In 2019 the FAA issued further guidance for airports to use replacement foams. Those foams still contain PFAS chemicals, but a different type.
"We are in full support of not having to use it,” Butler said. “Unfortunately, we are completely binded [sic] by the FAA regulations. So, we are in full support of Congress and FAA finding an alternative."
Tucson Airport Authority Fire Chief Tom Tucker said the FAA has been charged by Congress to develop a PFAS-free firefighting foam but has yet to do so. He pointed out that incidents requiring the foam are relatively uncommon, with only two incidents occurring since 2014.
“Once we deal with the life safety issues and we stabilize the incident, we have another component of response which is environmental,” Tucker said. “So as soon as that area's deemed safe, our environmental team comes in with a third party and does everything allowable to mitigate that area that was contaminated with foam.”
The Buzz also reached out Davis-Monthan Air Force Base, another major source of PFAS contamination in Tucson.
In an email to AZPM, a base spokesperson said Davis-Monthan replaced the "legacy" foam in 2016. The new firefighting foam has no PFOS and only trace amounts of PFOA. Just like Tucson International Airport, it is also only used for emergencies and not for training, and if used, it's treated as a hazardous material spill.
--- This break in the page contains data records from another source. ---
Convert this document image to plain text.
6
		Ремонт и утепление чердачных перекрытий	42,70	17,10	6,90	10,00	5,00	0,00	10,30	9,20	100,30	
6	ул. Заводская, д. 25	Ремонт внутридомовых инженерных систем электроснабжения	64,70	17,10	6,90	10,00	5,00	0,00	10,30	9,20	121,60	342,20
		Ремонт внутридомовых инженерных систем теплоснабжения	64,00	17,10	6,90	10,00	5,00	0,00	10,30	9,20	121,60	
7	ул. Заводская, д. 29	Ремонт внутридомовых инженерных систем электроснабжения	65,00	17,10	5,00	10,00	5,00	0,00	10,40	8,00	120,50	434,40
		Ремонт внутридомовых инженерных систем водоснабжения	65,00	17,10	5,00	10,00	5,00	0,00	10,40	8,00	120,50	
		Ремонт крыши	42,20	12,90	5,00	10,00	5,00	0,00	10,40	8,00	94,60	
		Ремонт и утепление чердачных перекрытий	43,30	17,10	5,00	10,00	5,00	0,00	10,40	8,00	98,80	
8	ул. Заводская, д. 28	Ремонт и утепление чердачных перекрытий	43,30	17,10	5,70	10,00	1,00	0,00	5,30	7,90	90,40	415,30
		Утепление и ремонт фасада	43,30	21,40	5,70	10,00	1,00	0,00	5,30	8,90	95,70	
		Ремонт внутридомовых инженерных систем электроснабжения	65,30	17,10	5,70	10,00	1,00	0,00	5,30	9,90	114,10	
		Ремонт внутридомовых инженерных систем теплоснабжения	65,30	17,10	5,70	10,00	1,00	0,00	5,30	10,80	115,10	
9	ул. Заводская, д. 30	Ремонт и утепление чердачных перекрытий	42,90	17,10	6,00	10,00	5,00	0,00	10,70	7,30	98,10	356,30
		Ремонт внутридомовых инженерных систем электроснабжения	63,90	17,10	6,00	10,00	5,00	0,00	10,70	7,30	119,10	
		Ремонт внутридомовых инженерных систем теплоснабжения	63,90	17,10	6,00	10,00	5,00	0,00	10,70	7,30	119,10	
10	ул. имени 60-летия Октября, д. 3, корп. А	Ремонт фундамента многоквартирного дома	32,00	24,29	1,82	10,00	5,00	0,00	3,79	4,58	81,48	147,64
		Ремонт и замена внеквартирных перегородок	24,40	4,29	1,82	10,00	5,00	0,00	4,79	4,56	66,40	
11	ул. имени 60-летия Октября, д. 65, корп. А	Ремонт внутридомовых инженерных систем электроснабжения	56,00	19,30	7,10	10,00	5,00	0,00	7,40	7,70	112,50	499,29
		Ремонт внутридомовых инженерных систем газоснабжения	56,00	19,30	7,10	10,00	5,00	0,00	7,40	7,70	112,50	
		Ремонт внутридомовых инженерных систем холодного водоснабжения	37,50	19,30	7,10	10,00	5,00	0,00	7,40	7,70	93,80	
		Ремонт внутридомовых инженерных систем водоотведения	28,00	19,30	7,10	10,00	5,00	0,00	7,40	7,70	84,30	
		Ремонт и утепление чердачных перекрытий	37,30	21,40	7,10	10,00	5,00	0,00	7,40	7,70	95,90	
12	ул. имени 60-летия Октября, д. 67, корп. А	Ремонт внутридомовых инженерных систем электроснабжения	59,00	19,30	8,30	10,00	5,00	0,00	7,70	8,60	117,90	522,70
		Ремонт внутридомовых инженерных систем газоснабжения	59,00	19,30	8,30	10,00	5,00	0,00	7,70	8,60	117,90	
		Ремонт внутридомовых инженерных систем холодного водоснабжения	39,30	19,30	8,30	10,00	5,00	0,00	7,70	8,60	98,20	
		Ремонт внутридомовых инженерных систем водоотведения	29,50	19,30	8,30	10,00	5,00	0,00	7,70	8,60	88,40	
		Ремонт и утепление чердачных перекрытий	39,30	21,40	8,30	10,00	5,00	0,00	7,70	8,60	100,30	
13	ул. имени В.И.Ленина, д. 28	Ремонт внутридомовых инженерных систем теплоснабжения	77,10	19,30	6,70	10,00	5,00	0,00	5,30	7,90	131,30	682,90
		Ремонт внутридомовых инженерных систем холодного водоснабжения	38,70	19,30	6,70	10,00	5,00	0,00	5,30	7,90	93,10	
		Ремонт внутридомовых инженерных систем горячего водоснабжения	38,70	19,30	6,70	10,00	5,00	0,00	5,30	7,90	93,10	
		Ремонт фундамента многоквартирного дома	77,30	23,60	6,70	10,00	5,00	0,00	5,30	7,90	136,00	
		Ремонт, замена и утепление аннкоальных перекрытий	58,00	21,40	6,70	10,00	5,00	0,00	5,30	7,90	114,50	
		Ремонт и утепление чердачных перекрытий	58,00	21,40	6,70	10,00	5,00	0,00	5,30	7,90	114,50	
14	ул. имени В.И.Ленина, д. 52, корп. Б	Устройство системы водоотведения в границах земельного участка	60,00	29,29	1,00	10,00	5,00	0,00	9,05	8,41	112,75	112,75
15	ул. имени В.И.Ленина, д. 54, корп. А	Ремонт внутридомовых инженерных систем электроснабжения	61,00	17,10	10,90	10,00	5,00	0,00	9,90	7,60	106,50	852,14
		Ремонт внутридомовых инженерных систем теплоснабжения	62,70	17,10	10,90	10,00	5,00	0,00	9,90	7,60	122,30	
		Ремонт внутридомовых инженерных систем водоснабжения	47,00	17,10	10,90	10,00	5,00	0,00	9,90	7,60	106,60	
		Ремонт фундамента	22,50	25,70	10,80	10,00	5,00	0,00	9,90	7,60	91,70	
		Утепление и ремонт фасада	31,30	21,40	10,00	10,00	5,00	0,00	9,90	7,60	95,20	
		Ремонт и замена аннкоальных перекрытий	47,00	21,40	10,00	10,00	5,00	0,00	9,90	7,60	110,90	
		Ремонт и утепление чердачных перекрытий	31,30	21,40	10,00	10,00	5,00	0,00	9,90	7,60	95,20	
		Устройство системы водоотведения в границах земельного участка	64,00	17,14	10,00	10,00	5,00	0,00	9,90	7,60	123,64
Last year, the Arizona Department of Environmental Quality launched a pilot project to develop a treatment plant in Tucson for PFAS contamination in the groundwater. ADEQ Director Misael Cabrera said that so far, the project has installed seven monitoring wells in the area and plans to add more.
Their top priority is stopping the plume from spreading further or contaminating other wells, Cabrera said.
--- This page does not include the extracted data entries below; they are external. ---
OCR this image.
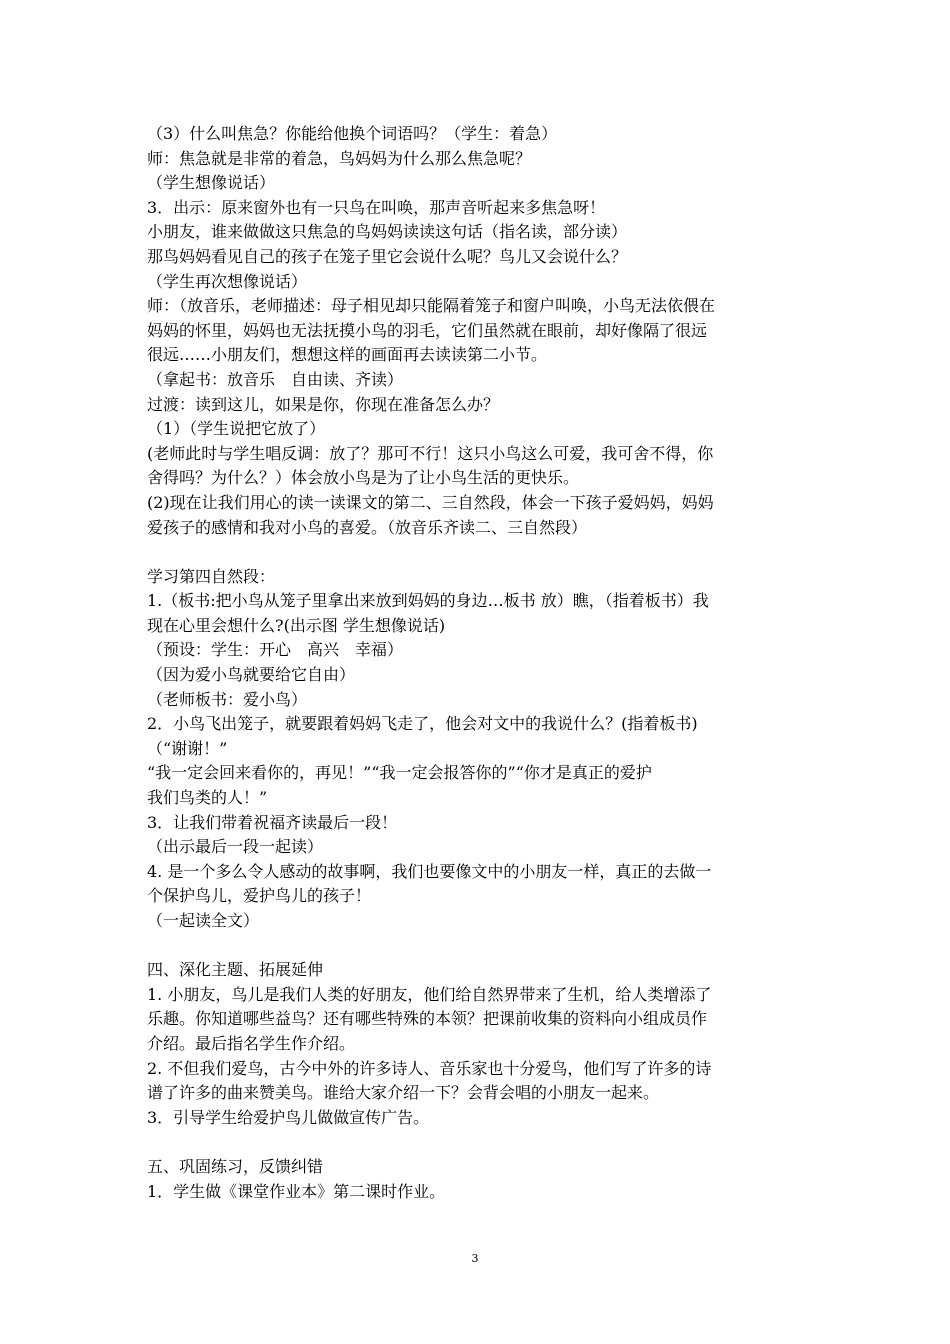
（3）什么叫焦急？你能给他换个词语吗？（学生：着急）
师：焦急就是非常的着急，鸟妈妈为什么那么焦急呢？
（学生想像说话）
3．出示：原来窗外也有一只鸟在叫唤，那声音听起来多焦急呀！
小朋友，谁来做做这只焦急的鸟妈妈读读这句话（指名读，部分读）
那鸟妈妈看见自己的孩子在笼子里它会说什么呢？鸟儿又会说什么？
（学生再次想像说话）
师：（放音乐，老师描述：母子相见却只能隔着笼子和窗户叫唤，小鸟无法依偎在
妈妈的怀里，妈妈也无法抚摸小鸟的羽毛，它们虽然就在眼前，却好像隔了很远
很远……小朋友们，想想这样的画面再去读读第二小节。
（拿起书：放音乐　自由读、齐读）
过渡：读到这儿，如果是你，你现在准备怎么办？
（1）（学生说把它放了）
(老师此时与学生唱反调：放了？那可不行！这只小鸟这么可爱，我可舍不得，你
舍得吗？为什么？）体会放小鸟是为了让小鸟生活的更快乐。
(2)现在让我们用心的读一读课文的第二、三自然段，体会一下孩子爱妈妈，妈妈
爱孩子的感情和我对小鸟的喜爱。（放音乐齐读二、三自然段）
学习第四自然段：
1.（板书:把小鸟从笼子里拿出来放到妈妈的身边…板书 放）瞧，（指着板书）我
现在心里会想什么?(出示图 学生想像说话)
（预设：学生：开心　高兴　幸福）
（因为爱小鸟就要给它自由）
（老师板书：爱小鸟）
2．小鸟飞出笼子，就要跟着妈妈飞走了，他会对文中的我说什么？(指着板书)
（“谢谢！”
“我一定会回来看你的，再见！”“我一定会报答你的”“你才是真正的爱护
我们鸟类的人！”
3．让我们带着祝福齐读最后一段！
（出示最后一段一起读）
4. 是一个多么令人感动的故事啊，我们也要像文中的小朋友一样，真正的去做一
个保护鸟儿，爱护鸟儿的孩子！
（一起读全文）
四、深化主题、拓展延伸
1. 小朋友，鸟儿是我们人类的好朋友，他们给自然界带来了生机，给人类增添了
乐趣。你知道哪些益鸟？还有哪些特殊的本领？把课前收集的资料向小组成员作
介绍。最后指名学生作介绍。
2. 不但我们爱鸟，古今中外的许多诗人、音乐家也十分爱鸟，他们写了许多的诗
谱了许多的曲来赞美鸟。谁给大家介绍一下？会背会唱的小朋友一起来。
3．引导学生给爱护鸟儿做做宣传广告。
五、巩固练习，反馈纠错
1．学生做《课堂作业本》第二课时作业。
3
“The further it moves, the more health risk there is to other people in other areas, but also the more expensive it gets to treat because you’re dealing with larger and larger volumes of water,” Cabrera said.
The project will take years, due to the size of the contamination. ADEQ is currently paying for the project out of the state's Superfund program.
Arizona congress members Ann Kirkpatrick and Raúl Grijalva sit on a PFAS working group that is crafting legislation to reduce future contamination and clean up existing plumes. The working group recently sent a bipartisan letter to the Biden administration outlining what the White House can do.
Included are recommendations to direct the EPA to quickly finalize national drinking water standards for PFOA and PFOS. They also want the Biden administration to push the Department of Defense to speed up its removal and mitigation of contamination caused by firefighting foam.
Kirkpatrick serves on the defense subcommittee. In a statement, she told AZPM she is "committed to funding efforts at the Department of Defense to end the use of PFAS and accelerate the clean-up around our military installations."